Shopping is also becoming more widely thought of as a leisure activity, and this is being reflected in the increasing tendency towards providing associated leisure facilities in shopping destinations. Modern shopping centres often incorporate restaurants, cinemas and other leisure facilities. This is another way in which the high street has an advantage over the Net.

Although some retailers are coming under more competition from Internet retailers, who can offer the same goods, often at lower prices, with the added convenience of being able to order them from home, not all goods are suitable for Internet sales. The most popular categories of goods and services purchased online are CDs, books, IT hardware and software and travel.

Goods such as clothing are less suitable for sale over the Net as they need to be sampled by consumers. For example, whereas items like CDs and books are homogeneous, consumers still like to try on clothes before buying them. Hence, some types of retailers would be less at risk from Internet retailing than others.

Based on the current tenancy information, we have undertaken an analysis of the risk profile of retailers in some prime locations in Dublin.
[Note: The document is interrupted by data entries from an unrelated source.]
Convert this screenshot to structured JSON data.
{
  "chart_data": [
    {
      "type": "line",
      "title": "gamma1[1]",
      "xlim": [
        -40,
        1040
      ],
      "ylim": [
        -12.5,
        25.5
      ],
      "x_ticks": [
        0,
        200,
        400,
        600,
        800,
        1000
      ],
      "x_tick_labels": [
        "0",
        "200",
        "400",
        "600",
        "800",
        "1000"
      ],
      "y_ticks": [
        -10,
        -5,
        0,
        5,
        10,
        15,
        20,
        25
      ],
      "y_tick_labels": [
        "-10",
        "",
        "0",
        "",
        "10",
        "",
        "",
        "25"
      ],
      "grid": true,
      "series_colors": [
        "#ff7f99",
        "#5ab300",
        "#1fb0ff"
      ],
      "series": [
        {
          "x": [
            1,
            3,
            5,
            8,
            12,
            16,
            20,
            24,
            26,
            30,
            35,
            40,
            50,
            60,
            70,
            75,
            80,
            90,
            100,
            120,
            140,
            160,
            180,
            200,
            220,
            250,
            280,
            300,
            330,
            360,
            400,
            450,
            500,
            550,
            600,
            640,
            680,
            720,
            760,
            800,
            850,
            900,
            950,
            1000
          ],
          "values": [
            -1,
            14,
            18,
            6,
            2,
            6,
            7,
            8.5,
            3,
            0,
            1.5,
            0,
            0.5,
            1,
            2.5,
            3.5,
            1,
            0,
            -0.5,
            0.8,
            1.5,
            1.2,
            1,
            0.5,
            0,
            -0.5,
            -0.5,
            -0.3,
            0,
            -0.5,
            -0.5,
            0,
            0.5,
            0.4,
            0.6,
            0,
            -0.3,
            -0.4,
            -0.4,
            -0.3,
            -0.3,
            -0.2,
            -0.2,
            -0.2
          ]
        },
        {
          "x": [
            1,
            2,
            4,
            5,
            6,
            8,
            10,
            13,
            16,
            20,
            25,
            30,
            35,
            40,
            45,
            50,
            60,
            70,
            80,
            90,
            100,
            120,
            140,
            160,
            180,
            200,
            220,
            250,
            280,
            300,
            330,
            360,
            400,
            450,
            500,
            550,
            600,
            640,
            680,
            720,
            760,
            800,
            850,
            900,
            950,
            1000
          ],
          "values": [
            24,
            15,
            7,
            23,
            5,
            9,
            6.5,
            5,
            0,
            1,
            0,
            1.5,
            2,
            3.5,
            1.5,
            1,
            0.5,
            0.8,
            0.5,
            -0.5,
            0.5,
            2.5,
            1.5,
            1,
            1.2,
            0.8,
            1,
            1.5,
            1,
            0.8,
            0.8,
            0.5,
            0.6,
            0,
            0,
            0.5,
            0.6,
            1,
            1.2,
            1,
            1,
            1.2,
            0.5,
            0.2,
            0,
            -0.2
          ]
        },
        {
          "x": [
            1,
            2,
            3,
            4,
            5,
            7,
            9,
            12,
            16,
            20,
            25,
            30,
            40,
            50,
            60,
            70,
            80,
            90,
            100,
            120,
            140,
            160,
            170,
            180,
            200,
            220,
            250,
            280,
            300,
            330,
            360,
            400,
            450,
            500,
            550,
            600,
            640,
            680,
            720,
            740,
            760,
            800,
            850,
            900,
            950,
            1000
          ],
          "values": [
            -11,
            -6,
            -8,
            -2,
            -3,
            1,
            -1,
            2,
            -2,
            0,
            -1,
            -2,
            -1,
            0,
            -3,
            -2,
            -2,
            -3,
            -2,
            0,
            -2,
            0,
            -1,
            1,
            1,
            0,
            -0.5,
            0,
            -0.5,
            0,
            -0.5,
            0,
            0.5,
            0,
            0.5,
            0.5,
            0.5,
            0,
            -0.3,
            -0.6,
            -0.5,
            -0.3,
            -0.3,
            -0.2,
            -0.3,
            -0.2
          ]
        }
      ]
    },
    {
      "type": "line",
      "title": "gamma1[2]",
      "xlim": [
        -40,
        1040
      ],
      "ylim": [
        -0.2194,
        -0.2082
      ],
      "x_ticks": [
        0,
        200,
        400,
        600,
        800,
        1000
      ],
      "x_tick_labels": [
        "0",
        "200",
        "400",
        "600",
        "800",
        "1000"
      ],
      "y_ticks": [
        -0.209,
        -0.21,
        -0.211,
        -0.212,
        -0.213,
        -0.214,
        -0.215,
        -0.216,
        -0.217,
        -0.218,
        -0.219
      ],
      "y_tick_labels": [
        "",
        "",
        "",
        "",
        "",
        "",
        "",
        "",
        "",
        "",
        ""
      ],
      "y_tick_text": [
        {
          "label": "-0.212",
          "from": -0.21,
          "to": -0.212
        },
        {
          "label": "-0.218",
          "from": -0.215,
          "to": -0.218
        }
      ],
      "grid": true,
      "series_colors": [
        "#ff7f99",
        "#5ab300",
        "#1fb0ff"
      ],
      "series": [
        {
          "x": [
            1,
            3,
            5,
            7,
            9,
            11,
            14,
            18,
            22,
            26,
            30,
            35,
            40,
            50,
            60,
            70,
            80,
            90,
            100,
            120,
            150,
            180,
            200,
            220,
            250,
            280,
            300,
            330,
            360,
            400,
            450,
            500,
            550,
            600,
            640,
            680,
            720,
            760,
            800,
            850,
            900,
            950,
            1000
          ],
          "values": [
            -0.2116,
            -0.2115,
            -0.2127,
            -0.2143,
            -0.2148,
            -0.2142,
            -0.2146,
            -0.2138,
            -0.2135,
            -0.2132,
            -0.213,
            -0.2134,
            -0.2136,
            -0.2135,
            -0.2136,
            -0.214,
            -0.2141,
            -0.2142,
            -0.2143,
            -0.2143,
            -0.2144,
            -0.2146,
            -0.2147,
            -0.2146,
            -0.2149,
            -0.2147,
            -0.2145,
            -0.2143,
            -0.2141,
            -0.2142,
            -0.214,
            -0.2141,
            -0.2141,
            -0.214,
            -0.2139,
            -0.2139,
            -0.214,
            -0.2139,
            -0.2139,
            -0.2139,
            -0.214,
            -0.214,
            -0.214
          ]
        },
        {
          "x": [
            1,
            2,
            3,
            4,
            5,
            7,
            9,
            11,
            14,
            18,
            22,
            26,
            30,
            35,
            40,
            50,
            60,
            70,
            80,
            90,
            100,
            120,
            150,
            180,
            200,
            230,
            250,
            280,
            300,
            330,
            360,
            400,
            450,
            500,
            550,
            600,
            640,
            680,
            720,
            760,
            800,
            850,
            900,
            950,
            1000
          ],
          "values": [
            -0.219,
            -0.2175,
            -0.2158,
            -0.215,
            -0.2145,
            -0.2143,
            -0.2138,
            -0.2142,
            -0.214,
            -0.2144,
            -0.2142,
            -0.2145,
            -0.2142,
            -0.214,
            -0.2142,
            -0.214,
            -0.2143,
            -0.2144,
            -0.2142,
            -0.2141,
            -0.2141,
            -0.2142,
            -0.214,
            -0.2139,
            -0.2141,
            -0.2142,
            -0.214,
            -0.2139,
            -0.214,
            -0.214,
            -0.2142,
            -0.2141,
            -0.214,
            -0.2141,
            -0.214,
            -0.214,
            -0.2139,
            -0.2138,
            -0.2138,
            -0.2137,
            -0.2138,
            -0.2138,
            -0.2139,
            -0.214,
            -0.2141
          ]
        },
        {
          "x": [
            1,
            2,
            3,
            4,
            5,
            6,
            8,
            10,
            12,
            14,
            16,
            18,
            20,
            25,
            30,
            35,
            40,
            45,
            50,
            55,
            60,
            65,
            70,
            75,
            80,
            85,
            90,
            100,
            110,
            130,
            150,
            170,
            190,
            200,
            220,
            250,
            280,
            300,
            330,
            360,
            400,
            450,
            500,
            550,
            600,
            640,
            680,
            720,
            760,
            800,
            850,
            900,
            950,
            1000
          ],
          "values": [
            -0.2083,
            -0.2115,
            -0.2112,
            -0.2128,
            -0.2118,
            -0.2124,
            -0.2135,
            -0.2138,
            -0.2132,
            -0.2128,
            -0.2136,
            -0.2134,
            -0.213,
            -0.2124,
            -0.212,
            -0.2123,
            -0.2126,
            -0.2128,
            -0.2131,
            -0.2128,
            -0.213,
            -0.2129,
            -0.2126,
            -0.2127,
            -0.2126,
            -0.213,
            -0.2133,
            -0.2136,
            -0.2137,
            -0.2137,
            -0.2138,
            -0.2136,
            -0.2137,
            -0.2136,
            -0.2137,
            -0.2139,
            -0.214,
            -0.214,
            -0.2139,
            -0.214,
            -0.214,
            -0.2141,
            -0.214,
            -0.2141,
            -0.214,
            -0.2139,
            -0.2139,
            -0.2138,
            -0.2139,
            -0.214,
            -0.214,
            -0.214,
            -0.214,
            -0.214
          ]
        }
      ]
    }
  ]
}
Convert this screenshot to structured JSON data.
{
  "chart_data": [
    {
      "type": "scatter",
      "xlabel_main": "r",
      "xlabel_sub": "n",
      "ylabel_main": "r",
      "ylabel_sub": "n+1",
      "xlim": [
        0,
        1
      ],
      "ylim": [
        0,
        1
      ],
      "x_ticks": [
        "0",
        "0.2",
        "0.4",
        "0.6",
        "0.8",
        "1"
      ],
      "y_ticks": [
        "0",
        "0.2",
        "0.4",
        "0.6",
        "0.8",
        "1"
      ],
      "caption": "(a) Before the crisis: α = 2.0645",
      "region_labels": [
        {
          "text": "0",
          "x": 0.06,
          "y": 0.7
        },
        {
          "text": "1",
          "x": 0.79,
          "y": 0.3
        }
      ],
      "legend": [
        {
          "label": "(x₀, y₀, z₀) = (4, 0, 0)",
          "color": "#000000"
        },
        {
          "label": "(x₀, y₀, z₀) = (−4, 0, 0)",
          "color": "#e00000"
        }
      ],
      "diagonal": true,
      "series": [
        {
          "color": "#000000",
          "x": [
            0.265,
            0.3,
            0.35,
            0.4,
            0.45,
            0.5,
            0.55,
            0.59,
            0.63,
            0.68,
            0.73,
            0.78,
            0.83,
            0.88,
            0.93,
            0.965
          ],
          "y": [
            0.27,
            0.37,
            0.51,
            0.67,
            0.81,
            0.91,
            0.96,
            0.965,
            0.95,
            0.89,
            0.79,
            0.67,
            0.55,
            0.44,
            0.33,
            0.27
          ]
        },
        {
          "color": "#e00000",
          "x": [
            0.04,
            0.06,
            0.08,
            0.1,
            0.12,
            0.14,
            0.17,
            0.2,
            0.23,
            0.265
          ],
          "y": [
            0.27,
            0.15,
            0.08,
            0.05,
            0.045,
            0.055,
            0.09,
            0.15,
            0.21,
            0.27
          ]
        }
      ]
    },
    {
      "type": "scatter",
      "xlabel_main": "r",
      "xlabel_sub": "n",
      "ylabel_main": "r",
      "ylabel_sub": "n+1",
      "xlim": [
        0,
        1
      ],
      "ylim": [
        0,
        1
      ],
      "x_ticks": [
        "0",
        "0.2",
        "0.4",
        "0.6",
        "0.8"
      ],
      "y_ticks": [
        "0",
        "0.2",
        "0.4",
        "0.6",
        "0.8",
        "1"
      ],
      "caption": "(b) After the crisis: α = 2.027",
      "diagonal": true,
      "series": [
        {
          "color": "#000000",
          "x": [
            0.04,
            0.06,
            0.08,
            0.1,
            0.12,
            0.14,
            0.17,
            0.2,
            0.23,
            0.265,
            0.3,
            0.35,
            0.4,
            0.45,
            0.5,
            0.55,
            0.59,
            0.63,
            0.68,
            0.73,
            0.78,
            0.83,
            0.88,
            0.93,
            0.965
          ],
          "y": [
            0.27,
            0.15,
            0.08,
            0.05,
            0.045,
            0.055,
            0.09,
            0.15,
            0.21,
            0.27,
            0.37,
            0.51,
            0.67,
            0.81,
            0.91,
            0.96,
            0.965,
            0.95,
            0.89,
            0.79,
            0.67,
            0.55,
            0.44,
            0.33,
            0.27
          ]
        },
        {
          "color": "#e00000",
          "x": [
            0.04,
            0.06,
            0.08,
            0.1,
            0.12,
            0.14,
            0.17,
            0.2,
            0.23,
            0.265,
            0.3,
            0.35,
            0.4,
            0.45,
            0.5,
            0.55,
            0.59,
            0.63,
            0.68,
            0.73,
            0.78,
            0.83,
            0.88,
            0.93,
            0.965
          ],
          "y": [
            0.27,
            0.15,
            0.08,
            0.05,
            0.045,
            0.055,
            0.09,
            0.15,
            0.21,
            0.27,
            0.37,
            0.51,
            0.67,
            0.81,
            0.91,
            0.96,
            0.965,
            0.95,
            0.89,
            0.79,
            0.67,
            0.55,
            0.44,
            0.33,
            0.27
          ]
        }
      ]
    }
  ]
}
High-risk categories include books, electrical goods, music and banks (branch banking is likely to become less popular as Internet and telephone banking increase in prevalence). Medium-risk categories include jewellery, gifts, stationery and department stores. Low-risk categories include clothing and footwear, pharmacists, confectioners, cosmetics retailers, restaurants and cafes.

Based on these categorisations, almost two thirds of retailers on both Grafton Street and Henry Street fall into the low-risk category. Just over one fifth of retailers on Grafton Street and just over one in six on Henry Street are classed as high-risk. The story is similar in some of the prime shopping centres in Dublin. In Liffey Valley, over 70 per cent of retailers are in the low-risk category and less than one in seven are in the high-risk category, while the figures are similar for Blanchardstown Shopping Centre and The Square in Tallaght.

This is encouraging, as it indicates that these retailing locations will continue to trade well, even as Internet shopping becomes more popular. There may be some adjustment in tenant mix, with some (but certainly not all) high-risk retailers being replaced by low-risk retailers. Even still, retailers in high-risk categories are unlikely to completely desert the high street. There will always be demand for these goods in physical stores, not least because not everybody will have access to the Internet and not everybody who does will be in a position to make online purchases (a recent survey suggested that 70 per cent of Irish Internet users do not have a credit card).

Hence, although Internet shopping is likely to increase in its popularity, a significant proportion of traditional retailers will find their markets remaining buoyant. Estimates in the UK suggest that by 2004, the proportion of retail sales captured by e-tailing will still be low at only 3 per cent.

Some retailers will experience a reduction in demand, but these retailers are unlikely to entirely surrender their high street positions. Furthermore, retailers who maintain a high street presence while also providing an Internet service will have the benefit of capturing both segments of the market and have the potential to profit greatly from the current e-revolution. One thing is clear, however, and that is that rumours of the demise of the high street have been greatly exaggerated.